KOMISI X DPR RI LAKUKAN KUNKER RESES KE KABUPATEN SIAK, BAHAS PENGUATAN DIKBUD,RISET DAN LITERASI.
Siak, 22 Juli 2026 – Komisi X DPR RI melaksanakan Kunjungan Kerja Reses Masa Persidangan V Tahun Sidang 2025–2026 ke Kabupaten Siak, Provinsi Riau, Rabu (22/7/2026). Rombongan yang dipimpin Ketua Komisi X DPR RI, Dr. Ir. Hetifah Sjaifudian, MPP, beserta anggota Komisi X dan perwakilan kementerian/lembaga mitra kerja diterima oleh unsur Forum Koordinasi Pimpinan Daerah (Forkopimda) Kabupaten Siak. Turut hadir menyambut rombongan, Kepala Staf Kodim (Kasdim) 0322/Walikota Siak Inf. Indra Mangaratua Samosir mewakili Dandim 0322/Siak.
Kunjungan kerja tersebut bertujuan menghimpun data faktual serta menyerap aspirasi daerah di bidang pendidikan, kebudayaan, pemuda, olahraga, perpustakaan, penelitian, inovasi, dan statistik sebagai bahan penyusunan kebijakan nasional. Selain itu, kegiatan ini juga menjadi bagian dari pelaksanaan fungsi pengawasan Komisi X DPR RI terhadap implementasi berbagai kebijakan pemerintah di daerah.
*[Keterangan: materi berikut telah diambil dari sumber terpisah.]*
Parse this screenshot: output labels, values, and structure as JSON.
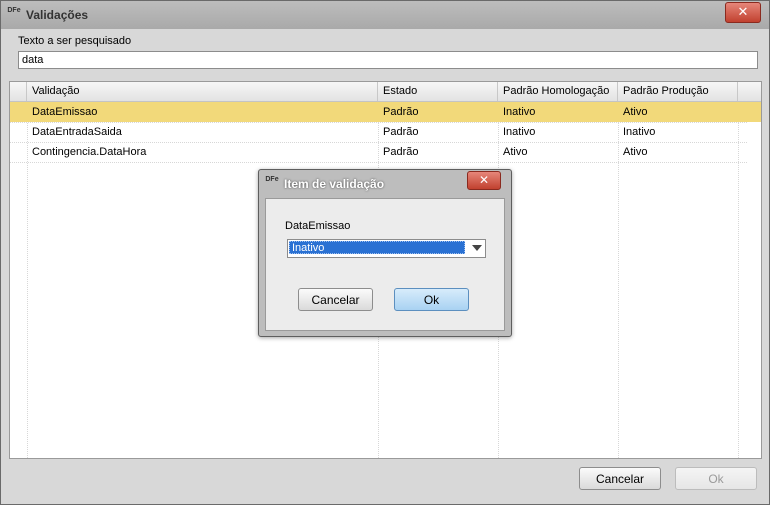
{
  "window": {
    "app_icon_text": "DFe",
    "title": "Validações",
    "close_glyph": "✕"
  },
  "search": {
    "label": "Texto a ser pesquisado",
    "value": "data"
  },
  "table": {
    "columns": [
      "Validação",
      "Estado",
      "Padrão Homologação",
      "Padrão Produção"
    ],
    "rows": [
      {
        "validacao": "DataEmissao",
        "estado": "Padrão",
        "homologacao": "Inativo",
        "producao": "Ativo",
        "selected": true
      },
      {
        "validacao": "DataEntradaSaida",
        "estado": "Padrão",
        "homologacao": "Inativo",
        "producao": "Inativo",
        "selected": false
      },
      {
        "validacao": "Contingencia.DataHora",
        "estado": "Padrão",
        "homologacao": "Ativo",
        "producao": "Ativo",
        "selected": false
      }
    ]
  },
  "footer": {
    "cancel_label": "Cancelar",
    "ok_label": "Ok"
  },
  "dialog": {
    "title": "Item de validação",
    "close_glyph": "✕",
    "field_label": "DataEmissao",
    "select_value": "Inativo",
    "cancel_label": "Cancelar",
    "ok_label": "Ok"
  },
  "colors": {
    "selected_row": "#f2d97a",
    "accent_blue": "#2a71d3",
    "close_red": "#c1412f"
  }
}
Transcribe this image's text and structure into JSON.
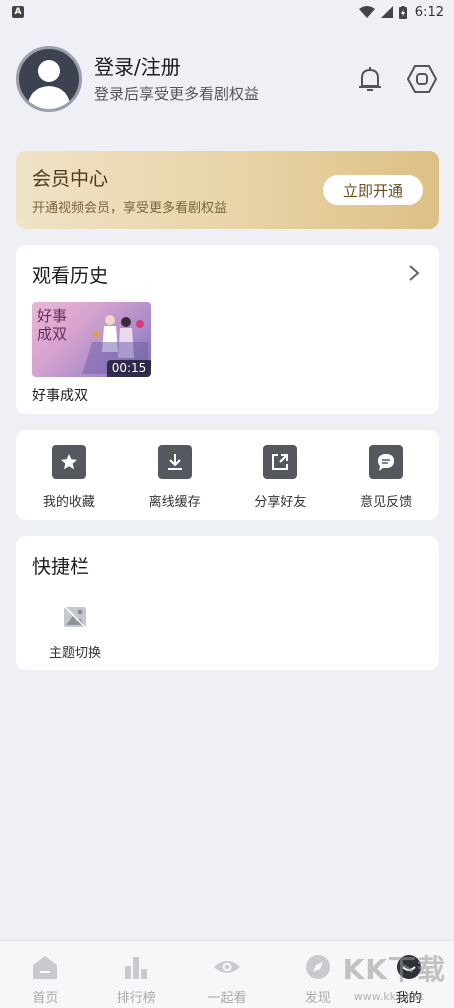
{
  "status_bar": {
    "notification_letter": "A",
    "time": "6:12"
  },
  "profile": {
    "title": "登录/注册",
    "subtitle": "登录后享受更多看剧权益"
  },
  "vip": {
    "title": "会员中心",
    "subtitle": "开通视频会员，享受更多看剧权益",
    "button_label": "立即开通"
  },
  "history": {
    "title": "观看历史",
    "items": [
      {
        "name": "好事成双",
        "duration": "00:15",
        "thumb_text": "好事成双"
      }
    ]
  },
  "shortcuts": [
    {
      "label": "我的收藏",
      "icon": "star-icon"
    },
    {
      "label": "离线缓存",
      "icon": "download-icon"
    },
    {
      "label": "分享好友",
      "icon": "share-icon"
    },
    {
      "label": "意见反馈",
      "icon": "feedback-icon"
    }
  ],
  "quick_bar": {
    "title": "快捷栏",
    "items": [
      {
        "label": "主题切换",
        "icon": "theme-icon"
      }
    ]
  },
  "bottom_nav": [
    {
      "label": "首页",
      "icon": "home-icon"
    },
    {
      "label": "排行榜",
      "icon": "chart-icon"
    },
    {
      "label": "一起看",
      "icon": "eye-icon"
    },
    {
      "label": "发现",
      "icon": "compass-icon"
    },
    {
      "label": "我的",
      "icon": "profile-icon",
      "active": true
    }
  ],
  "watermark": {
    "text": "KK下载",
    "url": "www.kkx.net"
  },
  "colors": {
    "background": "#eef0f5",
    "vip_gold_start": "#efe2c6",
    "vip_gold_end": "#dcc085",
    "icon_gray": "#55585f"
  }
}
Dalam pemaparannya, Komisi X DPR RI menyampaikan perkembangan pembahasan Revisi Undang-Undang Nomor 20 Tahun 2003 tentang Sistem Pendidikan Nasional (RUU Sisdiknas). Beberapa substansi penting yang menjadi perhatian meliputi usulan wajib belajar 13 tahun tanpa biaya, penguatan kesejahteraan guru dan tenaga kependidikan, pemerataan akses pendidikan, transformasi digital, pendidikan inklusif, perlindungan peserta didik dari kekerasan, serta peningkatan mutu pendidikan nasional.
Selain itu nasional, Komisi X DPR RI juga memaparkan perkembangan pembahasan Revisi Undang-Undang Statistik guna memperkuat tata kelola statistik yang adaptif terhadap perkembangan teknologi dan kebutuhan pembangunan.
Komisi X DPR RI memberikan apresiasi terhadap pencapaian sektor pendidikan di Kabupaten Siak yang memiliki rata-rata lama sekolah di atas rata-rata nasional. Pemerintah Kabupaten Siak didorong untuk terus meningkatkan kualitas pembelajaran, memperluas akses pendidikan, memperkuat budaya literasi, serta mengoptimalkan transformasi digital di lingkungan pendidikan.
Di bidang kebudayaan, Kabupaten Siak dinilai memiliki potensi besar melalui kekayaan sejarah dan budaya Melayu yang menjadi identitas bangsa. Pelestarian cagar budaya, manuskrip Melayu, seni tradisi, serta warisan budaya tak benda diharapkan terus diperkuat sebagai bagian dari pembangunan karakter dan pengembangan pariwisata budaya.
Melalui kunjungan kerja reses ini, diharapkan terjalin sinergi yang semakin erat antara pemerintah pusat, pemerintah daerah, TNI, serta seluruh pemangku kepentingan dalam mewujudkan pembangunan sumber daya manusia yang unggul melalui penguatan sektor pendidikan, kebudayaan, penelitian, inovasi, kepemudaan, olahraga, dan literasi di Kabupaten Siak.